Goblin Valley is Weird

When I lived in Utah, my sister would often come and visit. We would make excursions to Southern or Eastern Utah, and she would always remark how weird some of the landscapes are. To me the epitome of weird Utah landscapes is Goblin Valley State Park, just North of Hanksville. My first trip to Goblin Valley was on Halloween, where a number of friends gathered to play hide and seek amongst the "goblins" that evening.

Goblin Valley was also my first introduction to the term "hoodoo" which remains one of my favorite geologic terms. To me, the sound of the word "hoodoo" perfectly describes the eerie shapes of Goblin Valley

Goblin Valley Panoramic Collage

This past spring break I came back to the hoodoos of Goblin Valley and got some pictures of Sam as she explored them.

Sam and Goblins

Wednesday, May 25, 2011

Spring Field Trip

This past week I took my Introduction to (Historical) Geology class on its annual field trip to the John Day Fossil Beds. We had a gorgeous day (in betwen days of heavy rain), plus his year I identified a couple of new stops that the students really liked, and I think added a lot to the trip.

The first new stop (for me) was a stop identified in the USGS field trip guide to the Geologic Setting of the John Day Country. Less than 1/2 mile down Fields Creek Road is a geologic marker and a road cut through some volcanic ash beds of the Mascall Formation. Students spent a good 45 minutes going through the ash beds looking for leaf fossils and nut impressions.

The other new stop was an outcropping just north of the Condon Visitors center on Highway 19. The Road and River cut through a large outcropping of Goose Rock Conglomerate. I often have a hard time getting students to recognize conglomerate because many of the hand samples I have in lab the clasts are gravel sized. But the Goose Rock conglomerate has cobble sized clasts that are nicely rounded (pencil for scale).
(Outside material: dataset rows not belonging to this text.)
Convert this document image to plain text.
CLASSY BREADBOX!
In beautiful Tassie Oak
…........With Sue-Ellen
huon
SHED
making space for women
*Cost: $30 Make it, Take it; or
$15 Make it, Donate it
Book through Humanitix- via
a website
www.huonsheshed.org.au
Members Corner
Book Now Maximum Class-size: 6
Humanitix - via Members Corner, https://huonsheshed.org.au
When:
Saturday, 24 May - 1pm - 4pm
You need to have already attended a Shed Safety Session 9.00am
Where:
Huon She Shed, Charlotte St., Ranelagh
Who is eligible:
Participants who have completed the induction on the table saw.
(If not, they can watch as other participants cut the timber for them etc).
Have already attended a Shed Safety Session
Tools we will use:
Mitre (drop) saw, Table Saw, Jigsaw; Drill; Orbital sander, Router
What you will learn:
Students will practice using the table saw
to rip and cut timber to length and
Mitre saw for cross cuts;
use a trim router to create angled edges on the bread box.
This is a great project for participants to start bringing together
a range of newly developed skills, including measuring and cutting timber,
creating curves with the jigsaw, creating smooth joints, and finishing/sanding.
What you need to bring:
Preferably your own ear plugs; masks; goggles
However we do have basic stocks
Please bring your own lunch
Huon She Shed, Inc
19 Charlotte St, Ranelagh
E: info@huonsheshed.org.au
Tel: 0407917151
Not only is it an excellent example of conglomerate but it is a great rock to help tell the history of Oregon. The conglomerate itself is mid Cretaceous which makes it among the older rocks in Oregon. The clasts are largely comprised of greenstones, cherts, gabbros, and granite that are early Cretaceous age. The greenstone and granite really help because they represent the oceanic and terrestrial components of a volcanic island arc that accreted onto the margin of the continent and then weathered and deposited in the floodplains of a Mesozoic river.